Dissection and sealing of adrenal blood vessels is generally considered technically demanding due to their multiplicity and fragility. Studies with a large number of patients reported an intraoperative bleeding rate of 1.4–2.2% [16, 18] and a conversion rate of 9–10% [16, 18, 24]. In the past decade, instrumentation such as the LigaSure ® and the Ultracision ® have been shown to give a bleeding control comparable to clips or ligatures [37,38,39]. In our series, a clip-less procedure was adopted in 58.4% of patients with a mean decrease of 35 min with respect to the group with clips. Five (12.8%) patients experienced blood loss requiring transfusion, but none required conversion. Similar results were reported by Simforoosh et al., which presented a series of 12 pediatric patients treated for adrenal masses only using bipolar cautery. Avoiding clips has been reported to allow acceptable operative time and safe resection even in large tumors [40].

Intraoperative blood loss requiring transfusion occurred in 7.4% of patients in our study, with a conversion rate of 0%.

In this study the mean operative time was of 170 ± 87 min for unilateral lesions, 285 ± 30 min for bilateral lesions, while retroperitoneoscopic MAAS had a mean operative time of 199 ± 51 min.
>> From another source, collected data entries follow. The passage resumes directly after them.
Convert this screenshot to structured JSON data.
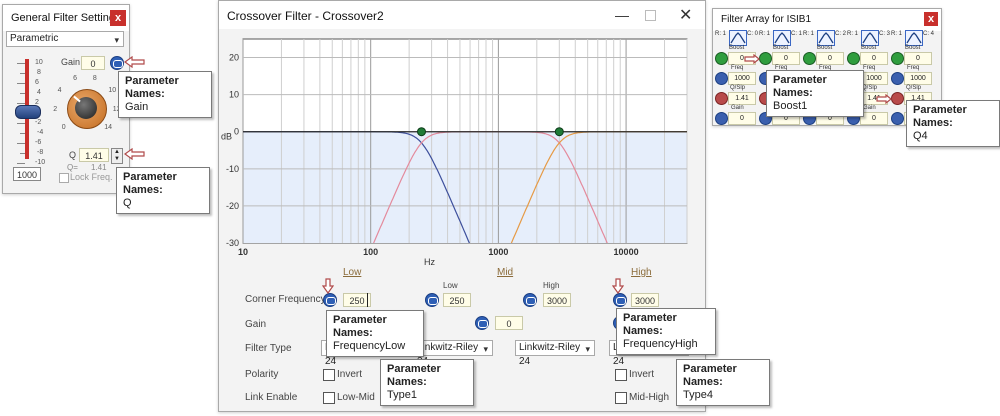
{
  "general": {
    "title": "General Filter Settings",
    "close": "x",
    "type_value": "Parametric",
    "slider_ticks": [
      "10",
      "8",
      "6",
      "4",
      "2",
      "0",
      "-2",
      "-4",
      "-6",
      "-8",
      "-10"
    ],
    "slider_value": "1000",
    "gain_label": "Gain",
    "gain_value": "0",
    "knob_ticks": [
      "0",
      "2",
      "4",
      "6",
      "8",
      "10",
      "12",
      "14"
    ],
    "q_label": "Q",
    "q_value": "1.41",
    "q_eq": "Q=",
    "q_eq_value": "1.41",
    "lock_label": "Lock Freq.",
    "tip_gain": {
      "title": "Parameter Names:",
      "value": "Gain"
    },
    "tip_q": {
      "title": "Parameter Names:",
      "value": "Q"
    }
  },
  "crossover": {
    "title": "Crossover Filter - Crossover2",
    "yticks": [
      "20",
      "10",
      "0",
      "-10",
      "-20",
      "-30"
    ],
    "xticks": [
      "10",
      "100",
      "1000",
      "10000"
    ],
    "ylabel": "dB",
    "xlabel": "Hz",
    "section_low": "Low",
    "section_mid": "Mid",
    "section_high": "High",
    "sub_low": "Low",
    "sub_high": "High",
    "corner_label": "Corner Frequency",
    "freq_low": "250",
    "freq_mid_low": "250",
    "freq_mid_high": "3000",
    "freq_high": "3000",
    "gain_label": "Gain",
    "gain_mid": "0",
    "filter_type_label": "Filter Type",
    "type_low": "Linkwitz-Riley 24",
    "type_mid_low": "Linkwitz-Riley 24",
    "type_mid_high": "Linkwitz-Riley 24",
    "type_high": "Linkwitz-Riley 24",
    "polarity_label": "Polarity",
    "invert_low": "Invert",
    "invert_high": "Invert",
    "link_label": "Link Enable",
    "link_low": "Low-Mid",
    "link_high": "Mid-High",
    "tip_freq_low": {
      "title": "Parameter Names:",
      "value": "FrequencyLow"
    },
    "tip_freq_high": {
      "title": "Parameter Names:",
      "value": "FrequencyHigh"
    },
    "tip_type1": {
      "title": "Parameter Names:",
      "value": "Type1"
    },
    "tip_type4": {
      "title": "Parameter Names:",
      "value": "Type4"
    }
  },
  "array": {
    "title": "Filter Array for ISIB1",
    "close": "x",
    "channel_labels": [
      "R: 1",
      "C: 0",
      "R: 1",
      "C: 1",
      "R: 1",
      "C: 2",
      "R: 1",
      "C: 3",
      "R: 1",
      "C: 4"
    ],
    "row_boost": "Boost",
    "boost_values": [
      "0",
      "0",
      "0",
      "0",
      "0"
    ],
    "row_freq": "Freq",
    "freq_values": [
      "1000",
      "1000",
      "1000",
      "1000",
      "1000"
    ],
    "row_qslp": "Q/Slp",
    "q_values": [
      "1.41",
      "1.41",
      "1.41",
      "1.41",
      "1.41"
    ],
    "row_gain": "Gain",
    "gain_values": [
      "0",
      "0",
      "0",
      "0",
      "0"
    ],
    "tip_boost": {
      "title": "Parameter Names:",
      "value": "Boost1"
    },
    "tip_q4": {
      "title": "Parameter Names:",
      "value": "Q4"
    }
  },
  "colors": {
    "curve_low": "#3d4f9c",
    "curve_mid": "#e48a9c",
    "curve_high": "#e69a45",
    "plot_fill": "#e6eefb"
  }
}
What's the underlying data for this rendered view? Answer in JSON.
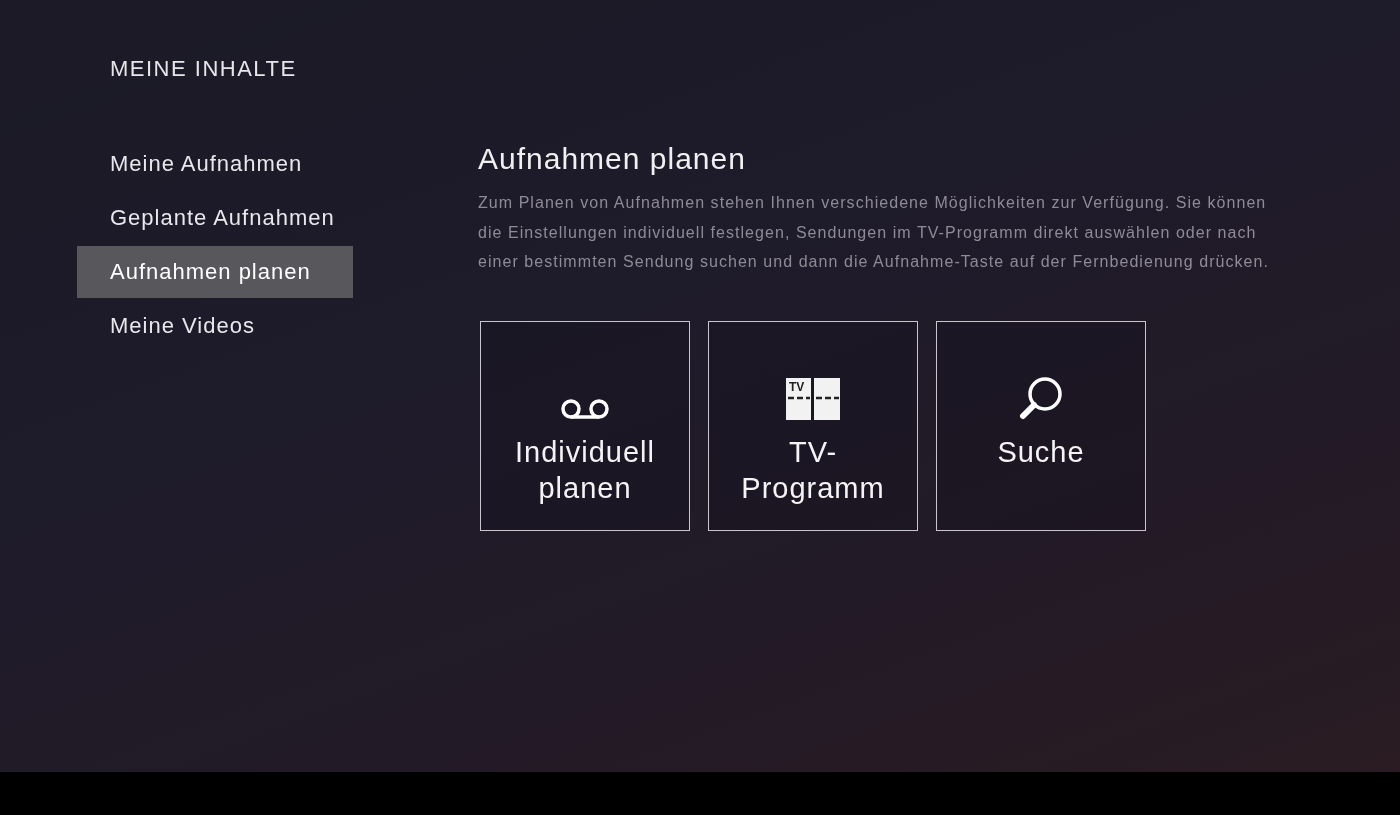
{
  "sidebar": {
    "heading": "MEINE INHALTE",
    "items": [
      {
        "label": "Meine Aufnahmen",
        "selected": false
      },
      {
        "label": "Geplante Aufnahmen",
        "selected": false
      },
      {
        "label": "Aufnahmen planen",
        "selected": true
      },
      {
        "label": "Meine Videos",
        "selected": false
      }
    ]
  },
  "content": {
    "title": "Aufnahmen planen",
    "description": "Zum Planen von Aufnahmen stehen Ihnen verschiedene Möglichkeiten zur Verfügung. Sie können die Einstellungen individuell festlegen, Sendungen im TV-Programm direkt auswählen oder nach einer bestimmten Sendung suchen und dann die Aufnahme-Taste auf der Fernbedienung drücken.",
    "tiles": [
      {
        "kind": "recording",
        "label": "Individuell planen"
      },
      {
        "kind": "guide",
        "label": "TV-Programm",
        "icon_text": "TV"
      },
      {
        "kind": "search",
        "label": "Suche"
      }
    ]
  }
}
These durations are slightly longer with respect to other studies published [16, 25, 41,42,43,44]. The retrospective characteristic of this series does not allow speculation on this aspect and it represents one weakness point of the study.

The present series represents one of the largest on the minimally invasive approach to the adrenal glands in pediatric patients. The results show that MAAS can be safely offered to infants and children with masses up to 145 cc. The presence of IDRFs at diagnosis and the persistence of disease at the renal pedicle after chemotherapy, did not represent in this series an absolute contraindication. MAAS has proven to be safe from the oncological view point for selected cases of NB in the present series. Furthermore, our results may sustain the systematic minimally invasive removal of persisting lesions in infants, for which the current protocols indicate to actively monitor instead, to avoid any potential secondary evolution.

The weakness point of the study is represented by the histological characteristics of the masses which make the population heterogeneous. Nevertheless, the small number of complications confirms that the technique can be considered the approach of choice for a widening spectrum of adrenal diseases in the pediatric population.